This is the third book in this series, and if you haven’t read the previous two, I absolutely do not recommend that you pick this one up and start here. Far too much has happened in the previous two books that is lightly referenced here, and if you haven’t read them I think you’d find this extremely confusing.
As it happens, I have read the two previous books, so I was already familiar with Mrs Hollis Honeycutt, the widow who is the heroine of this book. Having inherited her husband’s gazette, she now writes and publishes it herself, including household tips and political gossip to intrigue her readers. With her sister married to the Crown Prince of Alucia, Hollis is invited to court when the foreign royals pay a visit to England, which is where she meets Marek Brendan, a lowly trade attache who nevertheless attracts her attention.
Marek is extremely complicated - I don’t think it spoilers anything to reveal that he’s actually lost royalty, having been kidnapped as a child. Marek is the only person who knows that, at least until Hollis figures it out. This is honestly where the book lost me. Perfectly fine if Marek chooses not to claim his birthright. But why title the book ‘A Princess By Christmas’ if the heroine is not, in fact, going to get to be a princess?
I wanted to like this so much. Marek is disabled (fully deaf in one ear, partially in the other) and there is some great LGBT representation in Donovan, Hollis’ close friend/employee, but I haven’t quite bought into Hollis and her gazette from the beginning. Mainly because I just don’t think you can write, publish and distribute any sort of weekly publication without a staff, of which Hollis has none. And yet the gazette was still somehow magically published when she was out of England on a trip to Alucia to celebrate her sister’s wedding.

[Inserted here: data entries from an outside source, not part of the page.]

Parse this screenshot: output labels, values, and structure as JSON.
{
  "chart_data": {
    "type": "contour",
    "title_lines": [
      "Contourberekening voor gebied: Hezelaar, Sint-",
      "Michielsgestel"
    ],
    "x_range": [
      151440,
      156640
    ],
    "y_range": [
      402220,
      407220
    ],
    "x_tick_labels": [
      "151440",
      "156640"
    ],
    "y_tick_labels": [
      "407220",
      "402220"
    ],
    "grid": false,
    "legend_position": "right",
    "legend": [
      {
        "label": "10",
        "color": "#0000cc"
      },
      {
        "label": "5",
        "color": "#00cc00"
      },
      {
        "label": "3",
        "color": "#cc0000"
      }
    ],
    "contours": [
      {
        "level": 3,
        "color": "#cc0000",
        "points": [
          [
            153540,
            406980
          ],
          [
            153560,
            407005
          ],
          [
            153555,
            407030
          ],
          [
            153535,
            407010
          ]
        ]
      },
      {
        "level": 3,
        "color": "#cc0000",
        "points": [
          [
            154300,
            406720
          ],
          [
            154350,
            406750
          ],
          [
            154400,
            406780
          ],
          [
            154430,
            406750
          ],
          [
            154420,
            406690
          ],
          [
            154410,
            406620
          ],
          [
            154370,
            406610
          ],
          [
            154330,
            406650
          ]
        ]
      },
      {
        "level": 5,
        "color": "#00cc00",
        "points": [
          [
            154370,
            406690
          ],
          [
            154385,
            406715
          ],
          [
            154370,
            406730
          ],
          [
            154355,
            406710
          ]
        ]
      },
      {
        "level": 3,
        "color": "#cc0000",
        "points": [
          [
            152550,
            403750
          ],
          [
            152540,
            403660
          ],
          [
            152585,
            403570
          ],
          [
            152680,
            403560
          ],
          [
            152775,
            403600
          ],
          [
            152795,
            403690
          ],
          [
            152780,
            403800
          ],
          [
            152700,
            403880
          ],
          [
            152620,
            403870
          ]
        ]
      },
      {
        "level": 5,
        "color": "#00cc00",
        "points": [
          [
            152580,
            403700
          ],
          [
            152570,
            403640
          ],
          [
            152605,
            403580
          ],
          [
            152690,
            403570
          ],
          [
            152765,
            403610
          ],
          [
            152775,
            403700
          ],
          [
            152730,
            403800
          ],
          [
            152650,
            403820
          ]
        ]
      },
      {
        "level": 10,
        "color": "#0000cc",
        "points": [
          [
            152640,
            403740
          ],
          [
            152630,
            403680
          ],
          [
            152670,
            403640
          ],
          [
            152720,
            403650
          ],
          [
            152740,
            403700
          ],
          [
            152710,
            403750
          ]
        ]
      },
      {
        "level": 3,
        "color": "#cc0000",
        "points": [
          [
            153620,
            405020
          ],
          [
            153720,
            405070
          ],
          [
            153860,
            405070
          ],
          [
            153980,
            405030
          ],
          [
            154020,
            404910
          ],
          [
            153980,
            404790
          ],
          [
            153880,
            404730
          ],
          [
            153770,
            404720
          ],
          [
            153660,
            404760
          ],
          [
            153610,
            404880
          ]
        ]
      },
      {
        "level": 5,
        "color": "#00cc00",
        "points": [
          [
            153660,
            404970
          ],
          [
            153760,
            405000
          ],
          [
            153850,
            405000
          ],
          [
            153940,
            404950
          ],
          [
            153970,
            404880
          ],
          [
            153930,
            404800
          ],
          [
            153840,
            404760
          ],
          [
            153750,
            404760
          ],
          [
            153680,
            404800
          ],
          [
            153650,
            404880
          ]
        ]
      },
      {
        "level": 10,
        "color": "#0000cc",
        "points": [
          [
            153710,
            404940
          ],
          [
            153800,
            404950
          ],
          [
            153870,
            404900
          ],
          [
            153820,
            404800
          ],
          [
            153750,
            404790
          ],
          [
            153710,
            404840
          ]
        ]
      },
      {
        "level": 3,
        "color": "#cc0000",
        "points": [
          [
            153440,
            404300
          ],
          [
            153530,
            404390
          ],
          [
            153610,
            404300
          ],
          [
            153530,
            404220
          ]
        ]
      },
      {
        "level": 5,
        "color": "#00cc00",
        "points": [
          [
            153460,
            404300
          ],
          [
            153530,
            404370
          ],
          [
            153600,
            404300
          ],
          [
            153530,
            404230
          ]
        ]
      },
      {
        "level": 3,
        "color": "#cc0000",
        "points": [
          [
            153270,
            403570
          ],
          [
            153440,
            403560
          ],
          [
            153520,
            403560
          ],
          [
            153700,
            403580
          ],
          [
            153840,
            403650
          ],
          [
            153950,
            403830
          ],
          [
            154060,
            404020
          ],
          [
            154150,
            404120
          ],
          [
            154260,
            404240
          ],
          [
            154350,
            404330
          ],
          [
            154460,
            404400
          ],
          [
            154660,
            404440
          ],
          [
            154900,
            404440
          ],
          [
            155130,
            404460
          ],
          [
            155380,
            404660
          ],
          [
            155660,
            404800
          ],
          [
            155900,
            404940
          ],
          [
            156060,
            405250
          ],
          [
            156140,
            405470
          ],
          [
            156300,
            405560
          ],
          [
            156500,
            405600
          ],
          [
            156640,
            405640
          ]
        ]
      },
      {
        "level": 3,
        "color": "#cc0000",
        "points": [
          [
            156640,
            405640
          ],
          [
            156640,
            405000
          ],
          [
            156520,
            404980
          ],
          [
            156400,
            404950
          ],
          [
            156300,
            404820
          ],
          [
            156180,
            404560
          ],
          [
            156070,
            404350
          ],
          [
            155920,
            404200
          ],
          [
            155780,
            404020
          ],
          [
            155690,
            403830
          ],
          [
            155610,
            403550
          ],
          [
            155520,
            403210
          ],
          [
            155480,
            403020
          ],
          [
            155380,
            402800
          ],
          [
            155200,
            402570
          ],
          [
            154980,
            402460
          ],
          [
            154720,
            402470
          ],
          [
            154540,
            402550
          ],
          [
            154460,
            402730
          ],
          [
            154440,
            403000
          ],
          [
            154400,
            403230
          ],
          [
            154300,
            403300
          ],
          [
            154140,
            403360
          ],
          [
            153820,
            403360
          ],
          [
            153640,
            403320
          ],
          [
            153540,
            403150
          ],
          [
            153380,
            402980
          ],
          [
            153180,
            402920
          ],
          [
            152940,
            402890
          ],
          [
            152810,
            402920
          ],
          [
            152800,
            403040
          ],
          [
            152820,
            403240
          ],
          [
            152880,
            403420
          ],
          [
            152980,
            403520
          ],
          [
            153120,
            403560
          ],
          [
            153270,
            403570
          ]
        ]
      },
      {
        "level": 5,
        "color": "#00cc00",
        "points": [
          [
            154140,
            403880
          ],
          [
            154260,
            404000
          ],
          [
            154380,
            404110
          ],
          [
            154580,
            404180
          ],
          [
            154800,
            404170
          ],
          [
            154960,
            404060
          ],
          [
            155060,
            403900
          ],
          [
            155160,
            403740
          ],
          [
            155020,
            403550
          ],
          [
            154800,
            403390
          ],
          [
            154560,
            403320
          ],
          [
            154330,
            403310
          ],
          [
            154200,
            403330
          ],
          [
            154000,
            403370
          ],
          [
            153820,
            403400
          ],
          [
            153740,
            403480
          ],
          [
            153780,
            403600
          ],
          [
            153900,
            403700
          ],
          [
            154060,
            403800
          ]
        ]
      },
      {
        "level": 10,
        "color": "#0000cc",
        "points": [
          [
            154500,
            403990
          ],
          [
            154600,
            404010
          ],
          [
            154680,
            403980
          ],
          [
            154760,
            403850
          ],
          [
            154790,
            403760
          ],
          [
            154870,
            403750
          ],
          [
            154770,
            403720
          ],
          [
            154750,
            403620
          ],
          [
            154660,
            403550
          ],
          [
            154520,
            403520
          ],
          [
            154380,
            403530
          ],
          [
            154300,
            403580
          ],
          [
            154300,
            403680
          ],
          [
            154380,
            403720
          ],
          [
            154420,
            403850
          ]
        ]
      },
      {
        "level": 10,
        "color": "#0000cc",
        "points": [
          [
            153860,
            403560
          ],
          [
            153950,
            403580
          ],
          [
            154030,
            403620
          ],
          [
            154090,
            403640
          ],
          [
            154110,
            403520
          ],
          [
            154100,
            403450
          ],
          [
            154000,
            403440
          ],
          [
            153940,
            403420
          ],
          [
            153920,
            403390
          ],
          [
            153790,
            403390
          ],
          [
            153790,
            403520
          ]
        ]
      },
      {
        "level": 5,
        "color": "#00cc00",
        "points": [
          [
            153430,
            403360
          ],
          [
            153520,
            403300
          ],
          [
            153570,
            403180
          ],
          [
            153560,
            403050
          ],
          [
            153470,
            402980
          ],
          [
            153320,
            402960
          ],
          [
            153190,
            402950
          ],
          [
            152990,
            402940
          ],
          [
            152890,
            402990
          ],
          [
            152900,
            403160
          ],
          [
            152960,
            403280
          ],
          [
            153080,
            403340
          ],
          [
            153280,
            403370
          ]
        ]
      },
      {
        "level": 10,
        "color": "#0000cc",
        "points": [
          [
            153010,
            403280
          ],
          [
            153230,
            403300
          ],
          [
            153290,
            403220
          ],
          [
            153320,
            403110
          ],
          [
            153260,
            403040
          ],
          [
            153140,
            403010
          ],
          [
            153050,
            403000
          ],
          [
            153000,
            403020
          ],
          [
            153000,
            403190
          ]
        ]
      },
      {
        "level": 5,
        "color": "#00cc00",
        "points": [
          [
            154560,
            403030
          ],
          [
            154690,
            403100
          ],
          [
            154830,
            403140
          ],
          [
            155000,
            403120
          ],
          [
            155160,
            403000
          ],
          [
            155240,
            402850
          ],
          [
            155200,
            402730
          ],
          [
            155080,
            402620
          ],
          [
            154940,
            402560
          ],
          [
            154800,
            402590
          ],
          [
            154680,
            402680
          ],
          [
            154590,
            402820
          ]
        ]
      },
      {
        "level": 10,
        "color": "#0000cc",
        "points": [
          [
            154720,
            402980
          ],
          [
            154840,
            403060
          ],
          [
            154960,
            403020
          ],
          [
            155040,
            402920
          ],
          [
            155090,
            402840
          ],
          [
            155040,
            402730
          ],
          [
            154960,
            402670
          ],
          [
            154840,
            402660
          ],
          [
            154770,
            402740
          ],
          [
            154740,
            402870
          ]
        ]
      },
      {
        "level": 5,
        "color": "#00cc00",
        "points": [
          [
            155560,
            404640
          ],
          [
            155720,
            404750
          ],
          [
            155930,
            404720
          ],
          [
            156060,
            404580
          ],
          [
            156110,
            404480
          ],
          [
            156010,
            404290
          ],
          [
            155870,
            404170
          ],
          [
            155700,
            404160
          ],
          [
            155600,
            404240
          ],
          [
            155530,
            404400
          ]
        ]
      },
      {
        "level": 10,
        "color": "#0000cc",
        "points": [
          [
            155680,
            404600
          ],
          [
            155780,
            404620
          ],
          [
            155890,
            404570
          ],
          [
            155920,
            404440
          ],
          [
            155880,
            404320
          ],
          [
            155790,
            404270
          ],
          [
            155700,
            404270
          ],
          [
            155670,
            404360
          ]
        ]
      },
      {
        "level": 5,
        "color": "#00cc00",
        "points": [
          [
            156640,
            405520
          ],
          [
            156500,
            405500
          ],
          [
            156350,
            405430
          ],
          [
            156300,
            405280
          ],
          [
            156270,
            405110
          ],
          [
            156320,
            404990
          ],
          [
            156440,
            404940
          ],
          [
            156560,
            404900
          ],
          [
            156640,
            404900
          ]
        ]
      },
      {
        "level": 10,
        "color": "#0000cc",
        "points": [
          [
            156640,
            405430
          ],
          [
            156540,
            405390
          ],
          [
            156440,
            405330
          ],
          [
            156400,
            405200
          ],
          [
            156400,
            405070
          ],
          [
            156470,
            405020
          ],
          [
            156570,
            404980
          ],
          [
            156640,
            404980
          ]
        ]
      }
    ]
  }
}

I’m not sure if there’s more planned for this series, or if it ties in to any of the author’s other works - Beck, for example, definitely deserved his own book, and if the rushed side romance he got here is all we’re getting, I feel extremely let down - but if this is the finale of a trilogy, it ends in a weird spot, and the conclusion felt very rushed. The Alucia/Wesloria issue isn’t really resolved in any meaningful way, and I’m puzzled as to how it can be, since all the eligible princes are now married off and the two princesses are both too young - unless there’s a significant time skip before the next book, if there’s to be another in the series.
I’ve enjoyed this series, but if this is the last one, I’m afraid it fell a bit flat for me. Three stars.
Disclaimer: I received a review copy of this title via NetGalley.